« Je me suis dit que j'avais enfin trouvé un trésor », raconte Erle Tronstad Sagebakken, une jeune fille de quatorze ans originaire de Lindesnes, dans le sud de la Norvège, dans une interview au journal local Lindesnes Avis.
Tronstad séjournait dans une maison d'été sur l'île de Hille, à l'extérieur du paradis d'été de Mandal, non loin de Kristiansand, maintenant au début des vacances d'automne du collège norvégien, et se promenait avec sa famille dans une petite baie au sud. côté de Hille lorsqu'elle a repéré une bouteille en plastique entre deux rochers – une vieille bouteille de soda usée dont il n'y avait aucun moyen de voir quel soda était en magasin.
« Ma tante Kine dit toujours : allons à la chasse au trésor, mais je n'ai jamais trouvé de trésor », a-t-elle déclaré à un journaliste du journal Lindesnes.
« Maintenant, je sais que tu l'as trouvé ! »
Alors elle a sauté et a ramassé la bouteille, mais il s’est avéré qu’elle ne contenait qu’une seule arche manuscrite, pas exactement un trésor – cela dépend de la façon dont vous la regardez.
« J'ai vu que la lettre était en anglais et je l'ai ramenée à la maison. » Après un examen plus approfondi des documents, il s'est avéré qu'il s'agissait d'une lettre datée du 10 juin 2000, sous laquelle Íris Eva signait son nom. Cependant, la lettre se lisait comme suit :
« Bonjour. Je m'appelle Íris et j'ai dix ans. Je voyage avec ma famille sur le (ferry) Norræna, nous sommes en route vers le Danemark depuis l'Islande, où j'habite. Ma ville natale est Akureyri. J'espère que quelqu'un trouvera la lettre dans la bouteille.
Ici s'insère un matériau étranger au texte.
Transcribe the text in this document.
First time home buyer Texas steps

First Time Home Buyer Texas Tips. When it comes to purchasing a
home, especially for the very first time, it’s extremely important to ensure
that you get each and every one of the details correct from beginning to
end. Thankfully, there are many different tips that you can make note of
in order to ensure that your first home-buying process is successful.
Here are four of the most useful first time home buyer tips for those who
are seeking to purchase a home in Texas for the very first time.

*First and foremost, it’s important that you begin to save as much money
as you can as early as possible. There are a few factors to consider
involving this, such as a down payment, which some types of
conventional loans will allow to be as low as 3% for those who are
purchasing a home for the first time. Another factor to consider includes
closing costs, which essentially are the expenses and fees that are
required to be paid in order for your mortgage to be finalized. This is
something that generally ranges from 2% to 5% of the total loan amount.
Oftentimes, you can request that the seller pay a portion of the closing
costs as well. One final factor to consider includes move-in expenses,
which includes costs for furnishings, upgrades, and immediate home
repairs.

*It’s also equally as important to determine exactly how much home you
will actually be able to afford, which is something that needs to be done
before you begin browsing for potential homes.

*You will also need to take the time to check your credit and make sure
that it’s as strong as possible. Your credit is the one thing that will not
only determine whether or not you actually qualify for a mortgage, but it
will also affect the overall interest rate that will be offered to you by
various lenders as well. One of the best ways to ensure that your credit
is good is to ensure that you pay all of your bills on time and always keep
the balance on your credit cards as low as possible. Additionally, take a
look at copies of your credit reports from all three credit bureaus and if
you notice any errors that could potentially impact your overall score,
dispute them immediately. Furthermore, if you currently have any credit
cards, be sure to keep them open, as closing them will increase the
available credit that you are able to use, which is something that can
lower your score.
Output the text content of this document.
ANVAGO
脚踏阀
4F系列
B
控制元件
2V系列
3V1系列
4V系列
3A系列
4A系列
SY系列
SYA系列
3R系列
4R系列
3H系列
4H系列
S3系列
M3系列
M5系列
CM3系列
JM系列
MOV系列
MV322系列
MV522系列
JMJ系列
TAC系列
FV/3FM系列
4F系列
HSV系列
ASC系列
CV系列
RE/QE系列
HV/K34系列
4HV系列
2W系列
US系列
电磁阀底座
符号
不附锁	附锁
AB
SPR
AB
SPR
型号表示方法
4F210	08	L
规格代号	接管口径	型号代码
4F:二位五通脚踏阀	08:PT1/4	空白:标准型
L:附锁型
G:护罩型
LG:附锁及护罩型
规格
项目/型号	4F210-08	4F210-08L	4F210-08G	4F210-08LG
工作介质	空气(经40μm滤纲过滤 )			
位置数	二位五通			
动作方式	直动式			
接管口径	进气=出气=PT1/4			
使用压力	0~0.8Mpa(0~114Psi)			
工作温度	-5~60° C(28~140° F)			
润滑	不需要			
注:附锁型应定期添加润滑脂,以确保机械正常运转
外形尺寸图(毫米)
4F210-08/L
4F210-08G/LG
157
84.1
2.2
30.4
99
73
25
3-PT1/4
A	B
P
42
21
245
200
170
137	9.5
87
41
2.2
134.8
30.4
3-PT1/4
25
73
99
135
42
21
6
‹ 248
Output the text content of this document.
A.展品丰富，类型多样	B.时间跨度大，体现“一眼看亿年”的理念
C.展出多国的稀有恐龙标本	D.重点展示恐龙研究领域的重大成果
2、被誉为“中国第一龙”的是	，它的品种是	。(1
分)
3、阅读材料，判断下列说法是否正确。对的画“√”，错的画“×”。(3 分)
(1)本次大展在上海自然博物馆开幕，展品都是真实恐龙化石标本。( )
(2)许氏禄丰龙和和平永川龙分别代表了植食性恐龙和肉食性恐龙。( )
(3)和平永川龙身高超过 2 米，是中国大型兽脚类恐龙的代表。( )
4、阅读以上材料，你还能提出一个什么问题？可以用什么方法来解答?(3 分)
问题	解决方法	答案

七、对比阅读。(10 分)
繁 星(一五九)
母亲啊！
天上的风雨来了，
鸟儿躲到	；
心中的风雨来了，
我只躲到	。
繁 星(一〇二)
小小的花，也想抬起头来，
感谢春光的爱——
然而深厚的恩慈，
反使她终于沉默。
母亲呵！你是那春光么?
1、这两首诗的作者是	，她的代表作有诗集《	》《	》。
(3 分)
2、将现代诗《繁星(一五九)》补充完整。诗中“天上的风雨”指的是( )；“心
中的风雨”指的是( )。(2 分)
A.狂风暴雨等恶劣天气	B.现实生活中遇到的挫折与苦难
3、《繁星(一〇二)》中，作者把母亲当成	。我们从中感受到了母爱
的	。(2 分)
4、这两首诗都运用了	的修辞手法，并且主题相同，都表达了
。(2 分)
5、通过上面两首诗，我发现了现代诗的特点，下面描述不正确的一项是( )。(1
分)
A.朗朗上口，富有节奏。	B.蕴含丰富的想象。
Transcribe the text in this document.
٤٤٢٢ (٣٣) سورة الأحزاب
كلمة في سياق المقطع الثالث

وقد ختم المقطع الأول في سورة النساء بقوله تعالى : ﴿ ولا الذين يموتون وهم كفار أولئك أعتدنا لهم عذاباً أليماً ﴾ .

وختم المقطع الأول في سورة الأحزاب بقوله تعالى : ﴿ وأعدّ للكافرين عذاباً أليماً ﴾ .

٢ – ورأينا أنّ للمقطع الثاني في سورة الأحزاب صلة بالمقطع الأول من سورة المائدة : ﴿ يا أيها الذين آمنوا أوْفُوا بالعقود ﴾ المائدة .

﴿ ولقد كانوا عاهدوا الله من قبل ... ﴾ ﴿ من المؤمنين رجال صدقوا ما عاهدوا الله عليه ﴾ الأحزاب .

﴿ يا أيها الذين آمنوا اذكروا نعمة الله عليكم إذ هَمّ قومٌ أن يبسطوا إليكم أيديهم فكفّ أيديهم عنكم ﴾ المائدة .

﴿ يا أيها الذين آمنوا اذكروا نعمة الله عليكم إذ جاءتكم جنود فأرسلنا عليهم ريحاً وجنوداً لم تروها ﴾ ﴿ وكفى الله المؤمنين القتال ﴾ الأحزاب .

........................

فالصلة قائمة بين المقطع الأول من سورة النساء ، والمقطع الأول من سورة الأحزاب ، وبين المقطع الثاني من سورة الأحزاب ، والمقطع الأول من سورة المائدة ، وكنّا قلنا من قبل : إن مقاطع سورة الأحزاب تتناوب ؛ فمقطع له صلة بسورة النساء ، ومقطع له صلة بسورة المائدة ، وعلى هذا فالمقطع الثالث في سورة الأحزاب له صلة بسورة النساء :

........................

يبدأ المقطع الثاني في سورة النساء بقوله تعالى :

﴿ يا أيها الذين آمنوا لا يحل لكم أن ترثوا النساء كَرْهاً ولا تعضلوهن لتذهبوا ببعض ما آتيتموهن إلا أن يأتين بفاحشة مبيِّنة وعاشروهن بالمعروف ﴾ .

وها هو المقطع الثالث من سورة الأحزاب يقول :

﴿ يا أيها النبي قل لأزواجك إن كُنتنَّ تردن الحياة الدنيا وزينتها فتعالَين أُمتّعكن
Maintenant, je sais que vous l'avez trouvé ! Envoyez-moi une carte postale et dites-moi qu'elle a été trouvée. »
Tronstad pouvait lire la lettre et comprendre l'anglais sans aucun problème, mais trouvait en même temps remarquable que la bouteille ait flotté sur l'océan Atlantique pendant 24 ans et soit revenue pratiquement intacte entre ses mains. Suffisamment intacte pour que la lettre d'Iris soit entièrement préservée.
Erle Tronstad tenant la lettre d'Íris Eva datant d'un quart de siècle.
Aujourd'hui mère de 34 ans
Après toutes ces années, Tronstad n'avait pas l'intention d'envoyer une carte postale, mais s'est tournée vers sa mère, Lise Tronstad Sagebakken, car sa mère est sur Facebook – un moyen de communication dont le reste du monde n'avait pas entendu parler en 2000. lorsque les gens s'envoyaient des e-mails et surfaient sur des sites Web aléatoires, utilisaient des groupes de discussion et des listes de diffusion, et certains venaient même d'IRC, l'ancien moyen de communication dans lequel les lycéens et les étudiants étaient absorbés en 1994 et au-delà.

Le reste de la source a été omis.